According to the characteristics of the disease, where the women of childbearing age have increased dysmenorrhea or infertility history, a gynecological examination can be intense. If it is necessary then a diagnosis of endometriosis should be a triple diagnosis. One should be in the middle of the menstrual cycle and the second day of menstruation. Gynecologist should pay attention to ovarian cancer, oviduct ovarian inflammation, and rectal cancer phase identification.
Endometriosis treatment program depends upon the severity of the disease. It also depends on the patient’s age and fertility. If the condition is severe then the patient must take drugs or surgical treatment as soon as possible.
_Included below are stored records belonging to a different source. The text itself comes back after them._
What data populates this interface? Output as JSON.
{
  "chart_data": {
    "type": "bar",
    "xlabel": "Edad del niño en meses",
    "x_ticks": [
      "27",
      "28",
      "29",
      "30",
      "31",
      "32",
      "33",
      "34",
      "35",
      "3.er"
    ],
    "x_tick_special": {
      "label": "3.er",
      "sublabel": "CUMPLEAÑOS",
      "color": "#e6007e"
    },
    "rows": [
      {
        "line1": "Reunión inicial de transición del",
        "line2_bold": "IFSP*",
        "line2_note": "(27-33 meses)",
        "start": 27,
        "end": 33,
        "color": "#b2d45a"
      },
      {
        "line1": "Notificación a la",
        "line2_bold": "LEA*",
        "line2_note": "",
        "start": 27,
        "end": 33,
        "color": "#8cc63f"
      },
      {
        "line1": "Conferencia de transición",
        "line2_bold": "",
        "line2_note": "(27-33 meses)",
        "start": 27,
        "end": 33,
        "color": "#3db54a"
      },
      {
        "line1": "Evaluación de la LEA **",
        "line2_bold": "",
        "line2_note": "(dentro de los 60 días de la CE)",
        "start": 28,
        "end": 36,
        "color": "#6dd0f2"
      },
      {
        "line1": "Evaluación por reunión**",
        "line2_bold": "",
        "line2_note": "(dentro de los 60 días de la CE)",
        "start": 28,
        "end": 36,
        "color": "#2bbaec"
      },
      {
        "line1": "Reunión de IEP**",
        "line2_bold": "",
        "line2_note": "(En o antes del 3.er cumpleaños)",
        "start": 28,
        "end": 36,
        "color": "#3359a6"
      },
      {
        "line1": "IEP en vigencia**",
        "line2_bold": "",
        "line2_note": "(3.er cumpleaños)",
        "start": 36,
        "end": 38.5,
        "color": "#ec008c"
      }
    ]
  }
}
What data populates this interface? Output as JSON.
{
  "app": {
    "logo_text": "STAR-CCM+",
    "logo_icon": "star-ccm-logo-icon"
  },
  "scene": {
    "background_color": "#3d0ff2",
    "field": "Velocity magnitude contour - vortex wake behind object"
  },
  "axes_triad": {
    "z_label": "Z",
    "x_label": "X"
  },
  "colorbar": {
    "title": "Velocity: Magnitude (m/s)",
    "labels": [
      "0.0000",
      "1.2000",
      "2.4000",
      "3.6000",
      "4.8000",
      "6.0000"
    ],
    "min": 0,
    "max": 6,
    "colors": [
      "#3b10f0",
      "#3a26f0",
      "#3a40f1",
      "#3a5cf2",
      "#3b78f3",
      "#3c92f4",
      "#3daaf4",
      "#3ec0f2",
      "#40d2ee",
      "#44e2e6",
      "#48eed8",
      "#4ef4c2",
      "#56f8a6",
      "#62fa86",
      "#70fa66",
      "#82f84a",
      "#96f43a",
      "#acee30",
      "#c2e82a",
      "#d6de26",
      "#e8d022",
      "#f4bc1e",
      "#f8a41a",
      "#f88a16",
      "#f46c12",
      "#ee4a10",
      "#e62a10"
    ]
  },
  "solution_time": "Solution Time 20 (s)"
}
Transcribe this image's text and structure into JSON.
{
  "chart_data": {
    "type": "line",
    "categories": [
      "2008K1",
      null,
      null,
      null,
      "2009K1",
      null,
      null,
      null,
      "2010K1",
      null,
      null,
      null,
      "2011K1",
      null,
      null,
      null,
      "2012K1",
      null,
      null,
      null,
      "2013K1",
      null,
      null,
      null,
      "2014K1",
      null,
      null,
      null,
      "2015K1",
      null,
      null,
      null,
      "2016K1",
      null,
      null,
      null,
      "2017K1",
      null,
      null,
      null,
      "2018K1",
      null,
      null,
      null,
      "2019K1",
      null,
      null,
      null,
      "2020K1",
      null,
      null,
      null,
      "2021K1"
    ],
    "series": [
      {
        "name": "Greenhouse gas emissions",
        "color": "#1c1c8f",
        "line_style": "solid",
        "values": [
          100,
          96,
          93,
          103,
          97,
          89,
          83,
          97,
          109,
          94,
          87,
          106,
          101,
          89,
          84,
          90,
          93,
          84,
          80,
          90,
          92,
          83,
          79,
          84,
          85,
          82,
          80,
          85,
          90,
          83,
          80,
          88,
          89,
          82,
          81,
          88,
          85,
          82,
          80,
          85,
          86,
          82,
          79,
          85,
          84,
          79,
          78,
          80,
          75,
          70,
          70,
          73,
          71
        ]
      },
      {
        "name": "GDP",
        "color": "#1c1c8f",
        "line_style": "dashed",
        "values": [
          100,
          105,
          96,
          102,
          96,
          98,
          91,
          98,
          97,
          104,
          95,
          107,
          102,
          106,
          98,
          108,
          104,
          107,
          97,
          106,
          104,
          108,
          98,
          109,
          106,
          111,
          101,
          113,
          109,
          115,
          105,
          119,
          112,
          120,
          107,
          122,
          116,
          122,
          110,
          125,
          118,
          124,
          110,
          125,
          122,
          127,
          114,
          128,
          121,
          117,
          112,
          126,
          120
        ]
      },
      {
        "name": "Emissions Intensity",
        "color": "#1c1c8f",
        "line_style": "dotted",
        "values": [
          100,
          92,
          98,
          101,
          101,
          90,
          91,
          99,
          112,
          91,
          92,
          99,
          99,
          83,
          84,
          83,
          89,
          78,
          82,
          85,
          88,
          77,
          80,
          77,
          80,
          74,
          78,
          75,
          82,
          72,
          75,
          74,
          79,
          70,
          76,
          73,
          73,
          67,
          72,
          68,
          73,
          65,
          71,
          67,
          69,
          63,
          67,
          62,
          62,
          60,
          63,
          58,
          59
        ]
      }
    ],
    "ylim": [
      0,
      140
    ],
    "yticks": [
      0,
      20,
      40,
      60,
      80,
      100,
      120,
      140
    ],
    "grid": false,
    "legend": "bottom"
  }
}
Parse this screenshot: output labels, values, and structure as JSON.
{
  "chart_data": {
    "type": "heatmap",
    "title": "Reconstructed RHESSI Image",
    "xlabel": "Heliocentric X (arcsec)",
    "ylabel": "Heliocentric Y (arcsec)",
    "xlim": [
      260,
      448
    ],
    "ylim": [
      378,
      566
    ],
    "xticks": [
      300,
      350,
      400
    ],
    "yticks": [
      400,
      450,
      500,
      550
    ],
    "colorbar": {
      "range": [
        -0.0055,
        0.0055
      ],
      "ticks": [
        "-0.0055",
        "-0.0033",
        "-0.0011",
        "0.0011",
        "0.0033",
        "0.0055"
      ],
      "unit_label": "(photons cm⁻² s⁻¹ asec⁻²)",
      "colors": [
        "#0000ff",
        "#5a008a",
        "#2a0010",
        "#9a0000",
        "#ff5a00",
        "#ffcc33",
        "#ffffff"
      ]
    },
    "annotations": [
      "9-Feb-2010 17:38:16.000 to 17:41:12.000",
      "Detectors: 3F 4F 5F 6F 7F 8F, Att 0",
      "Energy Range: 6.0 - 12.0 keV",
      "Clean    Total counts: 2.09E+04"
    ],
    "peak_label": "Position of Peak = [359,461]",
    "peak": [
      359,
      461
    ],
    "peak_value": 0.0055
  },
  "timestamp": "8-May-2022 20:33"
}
If the patient is young and has no children then doctors recommend conservative surgery. In this surgery generally, only the endometrial ectopic lesions removed. The uterus and normal ovarian tissue are retained in this surgery. This operation retains the possibility of fertility, but there is a chance of recurrence. If you have children and you are older (greater than 35 years old) then remove the endometriosis at the same time. In this surgery, doctors remove the uterus. This surgery is known as known as semi-conservative surgery. Its effect is better than conservative surgery, but cannot absolutely prevent recurrence. If the patient is near menopause or it is too extensive that it becomes difficult to completely eradicate it, then through surgery uterine ovaries should be removed. This is known as radical surgery.
In recent years, the widespread use of laparoscopy has made the treatment of endometriosis easy. Especially in foreign countries, laparoscopic surgery has become more and more extensive treatment program.